Being smart with Facebook
Facebook’s influence on this election cannot be underestimated. It played a central role in the strategy of Brad Parscale, the mastermind behind Trump’s digital operation, and was particularly critical in expanding Trump’s outreach at the start of his campaign. Parscale was initially given a small budget to achieve this and spent it all on Facebook, buying $2 million in ads which he optimised using the network’s marketing tools: notably, the “Lookalike Audiences” feature to identify new target pools, and the “brand-lift” survey tool to assess the effectiveness of ads.
Many supporters on Facebook were reached through “dark” posts, which are non-public and specifically targeted. Not only do these give advertisers direct control over who sees the ad, they’re also great for A/B testing. Parscale made the most of this by pitting design shops against one another in Apprentice-style rounds, eliminating designers whose ads tested poorly. The process of targeting, testing, and mobilising market competition among designers allowed Parscale’s team to continually hone their content so that as they ramped up their spending to $70 million a month, they could be sure they’d got the formula right.
Dark posts were also a key channel for a suppression operation that aimed to discourage likely Hillary supporters from voting. This targeted three main demographics: idealistic white liberals, young women, and African Americans. The extent to which this impacted votes remains to be seen; but focusing efforts not only on their own target audience but also that of their opponent represents another break from traditional campaigning.
Both figuratively and literally.
Trump’s campaign strategy was underpinned by the development of a database called Project Alamo. Early on, Parscale found that they were mostly preaching to the converted – those who already supported Trump – and he sought ways to locate and sway undecided voters.
Most of what they knew about Trump’s supporters came from requests for tickets to rallies. EventBrite, the ticketing system they’d been using, wasn’t giving them the information they needed and was also susceptible to protestor requests. So Parscale built his own system which collected email addresses, phone numbers, contact info and credit card numbers – as well as winnowing out false requests. Through this system, they were able to identify an untapped mine of 13.5 million undecided voters in 16 battleground states.
With this as their basis, they joined forces with Cambridge Analytica (who also worked on the Leave campaign), and used their statistical models to target likely supporters on Facebook.

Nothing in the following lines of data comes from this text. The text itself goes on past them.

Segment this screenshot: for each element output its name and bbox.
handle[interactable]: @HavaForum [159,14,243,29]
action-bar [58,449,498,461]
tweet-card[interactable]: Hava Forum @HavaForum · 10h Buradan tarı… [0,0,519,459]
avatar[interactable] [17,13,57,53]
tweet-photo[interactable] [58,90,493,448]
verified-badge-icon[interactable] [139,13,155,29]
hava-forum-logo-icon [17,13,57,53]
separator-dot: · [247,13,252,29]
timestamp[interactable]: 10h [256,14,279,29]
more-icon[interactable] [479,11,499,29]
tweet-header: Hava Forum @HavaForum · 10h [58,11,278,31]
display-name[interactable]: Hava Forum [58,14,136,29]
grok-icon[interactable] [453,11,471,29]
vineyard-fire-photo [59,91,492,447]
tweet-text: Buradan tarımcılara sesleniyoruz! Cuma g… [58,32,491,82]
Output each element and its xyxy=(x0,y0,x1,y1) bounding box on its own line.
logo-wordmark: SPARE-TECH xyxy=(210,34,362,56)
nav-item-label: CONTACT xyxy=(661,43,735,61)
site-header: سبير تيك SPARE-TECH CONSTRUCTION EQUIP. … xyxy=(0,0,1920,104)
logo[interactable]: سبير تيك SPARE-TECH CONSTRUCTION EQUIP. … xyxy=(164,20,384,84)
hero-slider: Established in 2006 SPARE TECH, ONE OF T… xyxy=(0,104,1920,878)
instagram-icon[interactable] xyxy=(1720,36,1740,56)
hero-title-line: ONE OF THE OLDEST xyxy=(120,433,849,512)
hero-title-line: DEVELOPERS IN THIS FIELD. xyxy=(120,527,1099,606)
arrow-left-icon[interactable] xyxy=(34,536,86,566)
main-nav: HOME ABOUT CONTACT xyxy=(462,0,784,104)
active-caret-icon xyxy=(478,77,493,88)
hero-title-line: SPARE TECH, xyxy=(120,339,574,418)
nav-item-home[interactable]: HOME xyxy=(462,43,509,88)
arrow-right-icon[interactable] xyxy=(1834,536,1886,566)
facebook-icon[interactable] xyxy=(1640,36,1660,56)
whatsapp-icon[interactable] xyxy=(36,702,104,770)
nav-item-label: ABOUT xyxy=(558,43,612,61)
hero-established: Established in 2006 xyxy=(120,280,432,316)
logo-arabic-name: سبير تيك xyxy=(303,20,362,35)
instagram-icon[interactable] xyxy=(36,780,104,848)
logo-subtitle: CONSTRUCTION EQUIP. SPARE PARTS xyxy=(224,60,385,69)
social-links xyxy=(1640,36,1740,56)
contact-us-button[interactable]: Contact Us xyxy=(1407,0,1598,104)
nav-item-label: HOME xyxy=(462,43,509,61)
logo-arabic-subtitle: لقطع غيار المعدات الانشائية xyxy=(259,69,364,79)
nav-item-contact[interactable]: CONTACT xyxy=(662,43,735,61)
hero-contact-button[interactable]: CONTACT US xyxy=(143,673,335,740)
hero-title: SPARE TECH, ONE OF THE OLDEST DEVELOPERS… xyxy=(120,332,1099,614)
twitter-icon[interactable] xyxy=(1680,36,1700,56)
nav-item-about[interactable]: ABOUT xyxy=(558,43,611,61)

They also bought email-lists from Gingrich and Tea Party groups to widen their net even further.
Once Trump secured the nomination, Parscale cut a deal with the Republican National Committee, gaining access to their email-list of over 6 million supporters. But Trump came out the winner in that negotiation.
This rich pool of resources fed the data-hungry beast of Project Alamo, which at 14 million email addresses now dwarfs the RNC’s list – and because Trump was self-funded, the RNC can’t touch it. It all belongs to him.
Data not only helped Trump to win the most exalted position in the world; it’s also amassed into an extremely valuable asset in and of itself, which he can exploit as he pleases. He’s hinted he might use it to launch a Trump TV network. Let that happy image sink in.